# Dead Leaves



## jimmy123 (Feb 4, 2006)

Is There Anything I Can Do With Dead Leaves Which I Have Cut Off My Plant?? E.g. Use The To Nourish The Soil Or Can I Even Smoke Them?!?!

Cheers, Jimmy123


----------



## Mutt (Feb 4, 2006)

You do not want to put dead leaves in your soil. that would be bad. not much THC in the leaves. I wouldn't smoke it, just chuck em.


----------



## MMilitiaR (Feb 17, 2006)

hey, try selling them to some little kid, they usually listen to whatever they say, just say "these came straight from some haze i toked with clinton(yeah, the prez ", and theyd most likely empty mommys wallet for you?


----------



## MMilitiaR (Feb 17, 2006)

wait, fan leaves have no thc, so i guess not, and remember, the thinner the leaves, the stronger it is...


----------



## Hick (Feb 17, 2006)

> wait, fan leaves have no thc, so i guess not, and remember, the thinner the leaves, the stronger it is...

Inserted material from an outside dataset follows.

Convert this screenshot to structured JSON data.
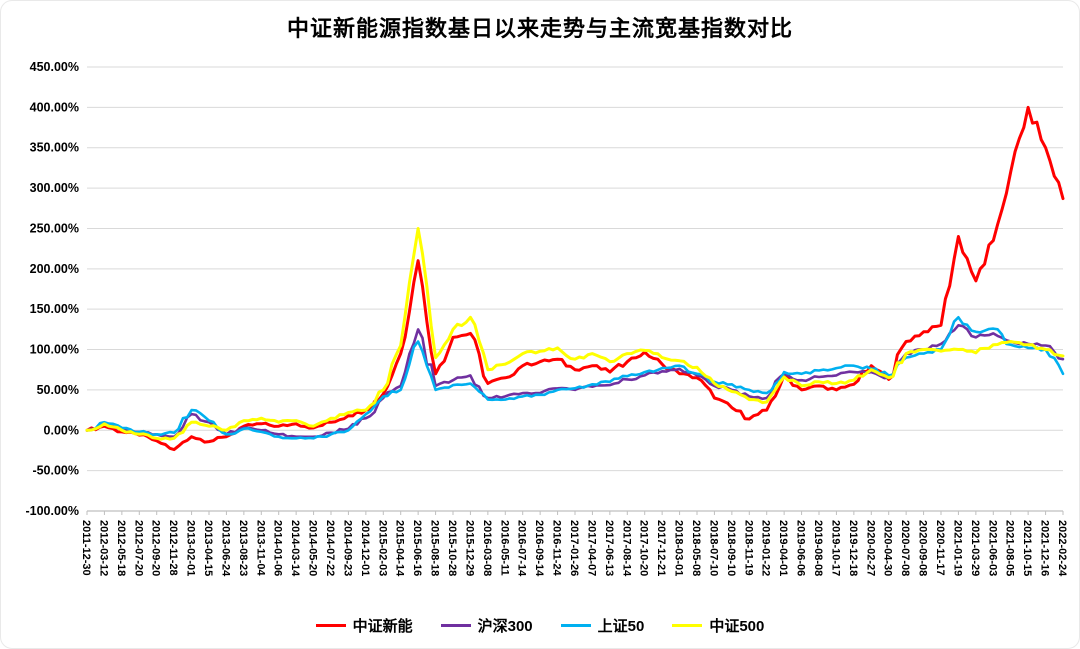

neither of those statements hold a shroud of truth. Though fan leaves have a lesser content than the flowers, they do contain thc. The shape of a leaf is indicitive of ancestory(sativa/indica) but bears no indication of potency.


----------



## skunk (Feb 20, 2006)

hey guys you know i have to put a word in this 1 . jimmy you can smoke the leaves and get a decent buzz like hick said it does have a thc content in it but not camparible to the flower itself . but my friend that does it i do have a hard time talking tohim while hes smoking them because the harshness of them . if you want to smoke the leaves youre better bet would be to smoke the little leaves that are trimmed of the bud while waiting on the bud to dry out. now i will tell you myself them lil leaves are worth while on saving for hard times. they do get me high as hell . now that that is said i totally disagree with that statement militia . i hope you was joking about selling them to little kids . that is not only a poor strategy to get kids to rob there parents but it is also a good way to get snitched on when kids get caught and confronted by the parents and the leo .i have plenty more to say about that subject and im sure every adult in here with kids does but i will lay off of your poor sence of humor. atleast i hope that is what it was and you wasnt serious.


----------



## Mutt (Feb 20, 2006)

I gotta question.

I know the leaves around the flowers would be worthwhile. But the large bottom fan leaves (without the crystals on it) can get you high too??? I never even thought of trying it. I will next time if its worth it.


----------



## skunk (Feb 20, 2006)

i personally dont smoke the big fan leaves my buddy nosmoke does it for me . i pick every dead leaf and give it to him . his reply when asked is it is a hell of alot better than nothing at all. but as far as that goes it is less potent than the smaller leaves i use to pay decent money for them babies like $50 an ounce. but honestly never tryed the bigger ones .


----------